Live concert recordings are an ideal gift idea for concert lovers, the only drawback is that they may wish they were there! Likewise, music aficionados who want to extend the range of their musical knowledge and experience will benefit from the novel, multifaceted experience that a live album offers; it is simply not the same as a studio album. Live albums do not always play by the rules. Likewise, for music fans who are new to a band or genre and want to discover the range of their music, a live album can stand in for a music history lesson, since they are literally a moment in time of a band or music genre's evolution.
These five albums give the listener a chance to appreciate the talents of amazing musical artists, some of whom are more engaging live than they seem in the studio. They also give the listener a chance to immerse themselves in the atmosphere of the music: the long, boozy nights, the smoky evenings, the electric, engaging performances, and the personalities. Simply put, each of these albums tells the story of music in a way that a studio album cannot.
This iconic live album was recorded in 1968, at the point at which Johnny Cash was turning his career around for the first time. Cash's career featured a number of these "turnarounds", and Live at Folsom Prison was recorded at a time when Cash had just started to bring his drug problem under control for the first time. The tenacity, drive and verve which always characterized his live performances is truly on display here – it seems as if he really wanted to prove something. The exuberance of Cash's performance – combined with fact that this album seems to oscillate between being a comeback and a last-ditch attempt, all these things are contained within this one record to the same extent that they are contained within Cash's career as a whole – make this a must-have album for music lovers.

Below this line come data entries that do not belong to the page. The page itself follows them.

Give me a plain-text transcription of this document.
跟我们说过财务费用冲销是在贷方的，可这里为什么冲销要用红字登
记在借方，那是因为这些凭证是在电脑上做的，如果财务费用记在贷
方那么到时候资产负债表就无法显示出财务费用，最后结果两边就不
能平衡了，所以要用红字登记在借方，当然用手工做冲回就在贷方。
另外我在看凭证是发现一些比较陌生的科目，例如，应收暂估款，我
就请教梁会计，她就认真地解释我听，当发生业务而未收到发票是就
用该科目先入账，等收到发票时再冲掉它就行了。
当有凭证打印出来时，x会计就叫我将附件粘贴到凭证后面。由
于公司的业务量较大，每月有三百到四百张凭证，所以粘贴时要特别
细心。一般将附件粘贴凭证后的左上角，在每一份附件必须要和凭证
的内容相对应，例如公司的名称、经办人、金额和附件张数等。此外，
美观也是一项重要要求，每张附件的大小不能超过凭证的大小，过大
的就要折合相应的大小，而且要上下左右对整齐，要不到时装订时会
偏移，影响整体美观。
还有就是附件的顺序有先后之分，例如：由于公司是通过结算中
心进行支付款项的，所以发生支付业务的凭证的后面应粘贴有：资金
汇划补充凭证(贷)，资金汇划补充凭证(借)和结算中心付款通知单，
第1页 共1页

The tongue-in-cheek humor lurking just beneath "Cocaine Blues" is notable, along with "Folsom Prison Blues", one of Cash's best-known songs, and among his most mournful and heartfelt.
This well-known live grunge album was originally recorded for the popular MTV series MTV Unplugged. Contrary to typical practice, Nirvana played a set made up of mostly covers, instead of sticking to Nirvana's own hits. Many of the songs featured were relatively obscure, especially to the show's young listeners. The listener can imagine that Cobain was trying to pass on the sense of discovery and genre-fusion that had characterized his own early listening experiences. It is certainly rare to find successful musicians paying homage to the same degree that Nirvana did here, and at the absolute height of their success. MTV Unplugged in New York was the first Nirvana album released after the death of Kurt Cobain, and it helped to cement the band's reputation in grunge music history. "Jesus Doesn't Want Me for a Sunbeam" is a surprise after two excellent Nirvana songs, rounding off the start of the record perfectly. "The Man who Sold the World" is now-iconic, and rightly so.

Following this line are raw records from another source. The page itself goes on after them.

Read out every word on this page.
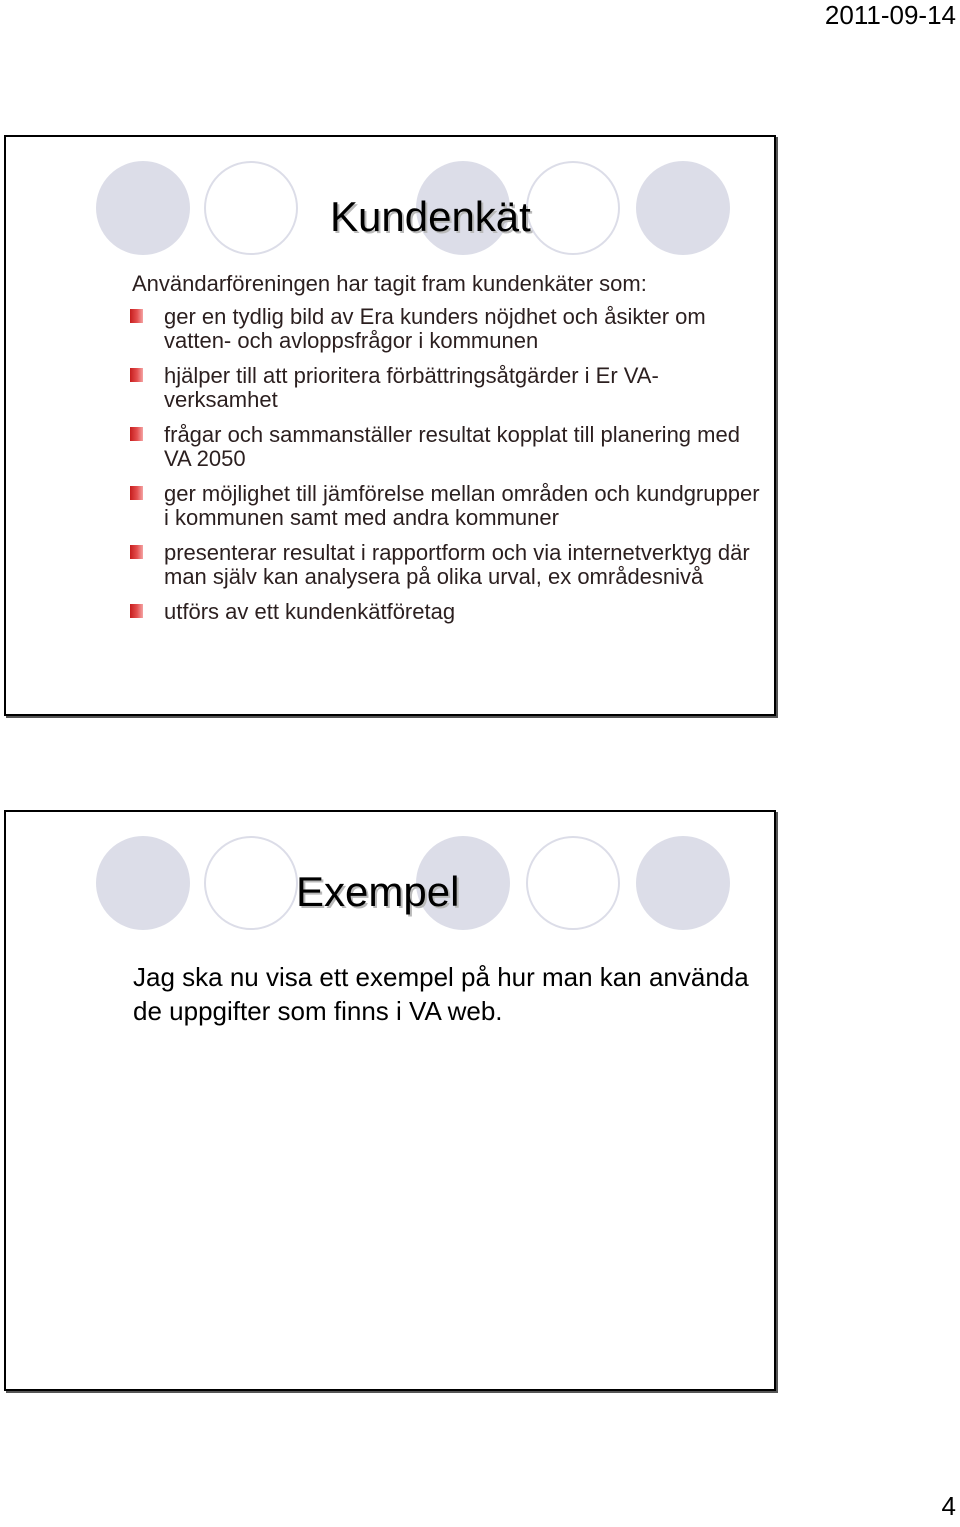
2011-09-14
Kundenkät
Användarföreningen har tagit fram kundenkäter som:
ger en tydlig bild av Era kunders nöjdhet och åsikter om vatten- och avloppsfrågor i kommunen
hjälper till att prioritera förbättringsåtgärder i Er VA-verksamhet
frågar och sammanställer resultat kopplat till planering med VA 2050
ger möjlighet till jämförelse mellan områden och kundgrupper i kommunen samt med andra kommuner
presenterar resultat i rapportform och via internetverktyg där man själv kan analysera på olika urval, ex områdesnivå
utförs av ett kundenkätföretag
Exempel
Jag ska nu visa ett exempel på hur man kan använda de uppgifter som finns i VA web.
4
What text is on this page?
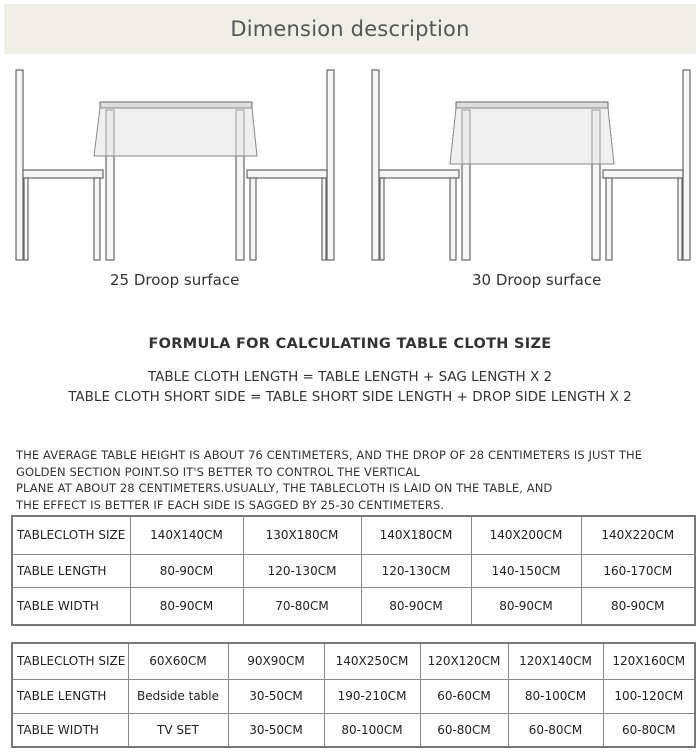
Dimension description
25 Droop surface	30 Droop surface
FORMULA FOR CALCULATING TABLE CLOTH SIZE
TABLE CLOTH LENGTH = TABLE LENGTH + SAG LENGTH X 2
TABLE CLOTH SHORT SIDE = TABLE SHORT SIDE LENGTH + DROP SIDE LENGTH X 2
THE AVERAGE TABLE HEIGHT IS ABOUT 76 CENTIMETERS, AND THE DROP OF 28 CENTIMETERS IS JUST THE
GOLDEN SECTION POINT.SO IT'S BETTER TO CONTROL THE VERTICAL
PLANE AT ABOUT 28 CENTIMETERS.USUALLY, THE TABLECLOTH IS LAID ON THE TABLE, AND
THE EFFECT IS BETTER IF EACH SIDE IS SAGGED BY 25-30 CENTIMETERS.
TABLECLOTH SIZE	140X140CM	130X180CM	140X180CM	140X200CM	140X220CM
TABLE LENGTH	80-90CM	120-130CM	120-130CM	140-150CM	160-170CM
TABLE WIDTH	80-90CM	70-80CM	80-90CM	80-90CM	80-90CM
TABLECLOTH SIZE	60X60CM	90X90CM	140X250CM	120X120CM	120X140CM	120X160CM
TABLE LENGTH	Bedside table	30-50CM	190-210CM	60-60CM	80-100CM	100-120CM
TABLE WIDTH	TV SET	30-50CM	80-100CM	60-80CM	60-80CM	60-80CM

This album pops up again and again in critics' lists of the greatest live albums ever recorded. Shortly after the completion of their second album, the Allman Brothers Band were touring and living hard. Stories from the band around this point feature heavy drug use, and the edginess of a life lived near the edge: near-exhaustion, near-poverty, near-death. Live at Fillmore East was recorded in the midst of this atmosphere of desperation, at a point when the band was on the very cusp of achieving wider success. It features extensive jam versions of some of the band's best songs. It is bluesy, loud, and filled with virtuoso turns on the guitar. Listening to this album is truly a celebration of live music: it reminds the listener of how a live performance can capture something that a studio recording cannot, something untamable. "Statesboro Blues" is an excellent opener, and the almost 20-minute jam version of "In Memory of Elizabeth Reed" is expansive, ambitious, brilliant. It makes the listener wish they were there. Simply a must-have record for music lovers.
Definitely the most obscure album on the list, this album was recorded by the American drone metal band Sun O))) at the Bergen Cathedral, in Norway. It is notable for the way that it thoughtfully creates a soundscape using the space that the music was recorded in. The first track of the record sends a single organ chord out into a vast, seemingly-echoing space, before the growling vocals creep their way in. This meticulously recorded, extremely avant-garde album may just change the way the listener thinks about metal music. This is not "death metal," and the band is certainly not "satanists", as their hard metal forebears were often stereotyped as being. Rather, this is a band interested in playing with light and sound and emotion, suffusing their music with a rich sense of skepticism infused with hope. This is not music that is anything for the sake of anything. The first track, "Why Dost Thou Hide Thyself in Clouds, is spine-tingling. A brilliant, if not slightly strange, gift for adventurous music lovers.
This is the last stereo recording released by John Coltrane, recorded only two months before his death, and a month before the onset of the sudden illness that would take his life. Although the extensive solos on this recorded are poorly recorded, they paint an extensive and multi-faceted picture of a musician who lived in an era of widespread turmoil, and who was perfectly willing to shy away from others' preconceived notions of what music should be. The music is at times bluesy, then atonal, then filled with bleating shrieking instrumental flights of fancy. This is a difficult album, but one that it pays to listen to more than once.